Deepening ties with business partners can help wholesale and retail distributors reduce their exposure to risk in their supply chain.
According to an article on the Supply Management website, most senior executives at a recent debate on risk and supply chain management strategies agree that “integration is a more effective way to manage risk than to hedge against it.”
“To develop and manage your supply chain holistically, you need significant integration with both your customers and your suppliers to have better input in developing your risk strategy,” said Phil Joss, the director at 4C Associates, a procurement solutions company. The thinking is that hedging can be effective for dealing with rising commodity costs, but integration is needed to protect against threats from natural disasters, quality control issues and reputational hazards.

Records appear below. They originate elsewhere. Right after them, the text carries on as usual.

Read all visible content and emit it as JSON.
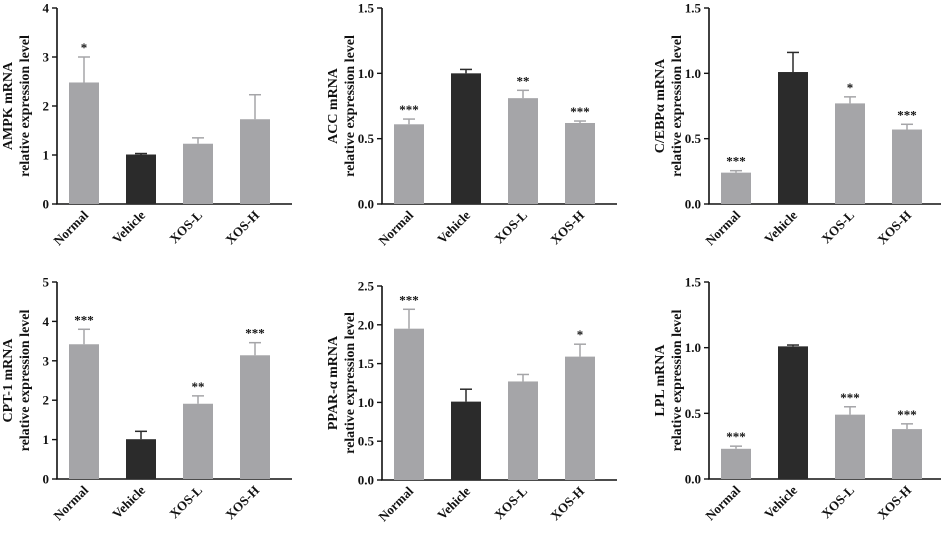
{
  "figure": {
    "categories": [
      "Normal",
      "Vehicle",
      "XOS-L",
      "XOS-H"
    ],
    "colors": {
      "gray_bar": "#a5a5a8",
      "dark_bar": "#2b2b2b",
      "axis": "#111111",
      "text": "#111111"
    }
  },
  "chart_data": [
    {
      "type": "bar",
      "title": "",
      "ylabel": [
        "AMPK mRNA",
        "relative expression level"
      ],
      "categories": [
        "Normal",
        "Vehicle",
        "XOS-L",
        "XOS-H"
      ],
      "values": [
        2.48,
        1.01,
        1.23,
        1.73
      ],
      "errors": [
        0.52,
        0.02,
        0.12,
        0.5
      ],
      "significance": [
        "*",
        "",
        "",
        ""
      ],
      "bar_fill": [
        "gray",
        "dark",
        "gray",
        "gray"
      ],
      "ylim": [
        0,
        4
      ],
      "yticks": [
        0,
        1,
        2,
        3,
        4
      ],
      "ytick_labels": [
        "0",
        "1",
        "2",
        "3",
        "4"
      ]
    },
    {
      "type": "bar",
      "title": "",
      "ylabel": [
        "ACC mRNA",
        "relative expression level"
      ],
      "categories": [
        "Normal",
        "Vehicle",
        "XOS-L",
        "XOS-H"
      ],
      "values": [
        0.61,
        1.0,
        0.81,
        0.62
      ],
      "errors": [
        0.04,
        0.03,
        0.06,
        0.015
      ],
      "significance": [
        "***",
        "",
        "**",
        "***"
      ],
      "bar_fill": [
        "gray",
        "dark",
        "gray",
        "gray"
      ],
      "ylim": [
        0,
        1.5
      ],
      "yticks": [
        0,
        0.5,
        1.0,
        1.5
      ],
      "ytick_labels": [
        "0.0",
        "0.5",
        "1.0",
        "1.5"
      ]
    },
    {
      "type": "bar",
      "title": "",
      "ylabel": [
        "C/EBPα mRNA",
        "relative expression level"
      ],
      "categories": [
        "Normal",
        "Vehicle",
        "XOS-L",
        "XOS-H"
      ],
      "values": [
        0.24,
        1.01,
        0.77,
        0.57
      ],
      "errors": [
        0.015,
        0.15,
        0.05,
        0.04
      ],
      "significance": [
        "***",
        "",
        "*",
        "***"
      ],
      "bar_fill": [
        "gray",
        "dark",
        "gray",
        "gray"
      ],
      "ylim": [
        0,
        1.5
      ],
      "yticks": [
        0,
        0.5,
        1.0,
        1.5
      ],
      "ytick_labels": [
        "0.0",
        "0.5",
        "1.0",
        "1.5"
      ]
    },
    {
      "type": "bar",
      "title": "",
      "ylabel": [
        "CPT-1 mRNA",
        "relative expression level"
      ],
      "categories": [
        "Normal",
        "Vehicle",
        "XOS-L",
        "XOS-H"
      ],
      "values": [
        3.42,
        1.01,
        1.91,
        3.14
      ],
      "errors": [
        0.38,
        0.2,
        0.2,
        0.32
      ],
      "significance": [
        "***",
        "",
        "**",
        "***"
      ],
      "bar_fill": [
        "gray",
        "dark",
        "gray",
        "gray"
      ],
      "ylim": [
        0,
        5
      ],
      "yticks": [
        0,
        1,
        2,
        3,
        4,
        5
      ],
      "ytick_labels": [
        "0",
        "1",
        "2",
        "3",
        "4",
        "5"
      ]
    },
    {
      "type": "bar",
      "title": "",
      "ylabel": [
        "PPAR-α mRNA",
        "relative expression level"
      ],
      "categories": [
        "Normal",
        "Vehicle",
        "XOS-L",
        "XOS-H"
      ],
      "values": [
        1.95,
        1.01,
        1.27,
        1.59
      ],
      "errors": [
        0.25,
        0.16,
        0.09,
        0.16
      ],
      "significance": [
        "***",
        "",
        "",
        "*"
      ],
      "bar_fill": [
        "gray",
        "dark",
        "gray",
        "gray"
      ],
      "ylim": [
        0,
        2.5
      ],
      "yticks": [
        0,
        0.5,
        1.0,
        1.5,
        2.0,
        2.5
      ],
      "ytick_labels": [
        "0.0",
        "0.5",
        "1.0",
        "1.5",
        "2.0",
        "2.5"
      ]
    },
    {
      "type": "bar",
      "title": "",
      "ylabel": [
        "LPL mRNA",
        "relative expression level"
      ],
      "categories": [
        "Normal",
        "Vehicle",
        "XOS-L",
        "XOS-H"
      ],
      "values": [
        0.23,
        1.01,
        0.49,
        0.38
      ],
      "errors": [
        0.02,
        0.01,
        0.06,
        0.04
      ],
      "significance": [
        "***",
        "",
        "***",
        "***"
      ],
      "bar_fill": [
        "gray",
        "dark",
        "gray",
        "gray"
      ],
      "ylim": [
        0,
        1.5
      ],
      "yticks": [
        0,
        0.5,
        1.0,
        1.5
      ],
      "ytick_labels": [
        "0.0",
        "0.5",
        "1.0",
        "1.5"
      ]
    }
  ]
}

The article suggests that collaborative relationships, combined with greater integration, are the best ways to deal with risks in the supply chain. It is always a good supply chain management practice to manage risk by establishing long-term purchase contracts with key suppliers. This helps to ensure that there are no surprises, as the suppliers are contractually obligated to meet certain fulfillment levels and prices.
There’s also a cost benefit to having long-term contracts. If you’re always looking for new suppliers, you’ll spend a lot of money on integration to get your systems, processes and people aligned with these new suppliers and their new ways of doing business. Sharing risk is a part of long-term contracts, and it’s not a bad thing; it puts the “partner” into the term “business partner.”
The Supply Management article also notes that distributors are exploring whether to “pass risk down the supply chain through contracts.” This is much more attainable today with cloud-based distribution ERP systems that have hooks into social media as well as trading networks such as Ariba. SAP has recognized the need for supply chain collaboration, as evidenced by its recent acquisition of Ariba.
The bottom line is that managing and sharing risks is vital to supply chain management. Better supply chain integration, deeper business relationships and collaboration all play an important role in mitigating risk in your supply chain.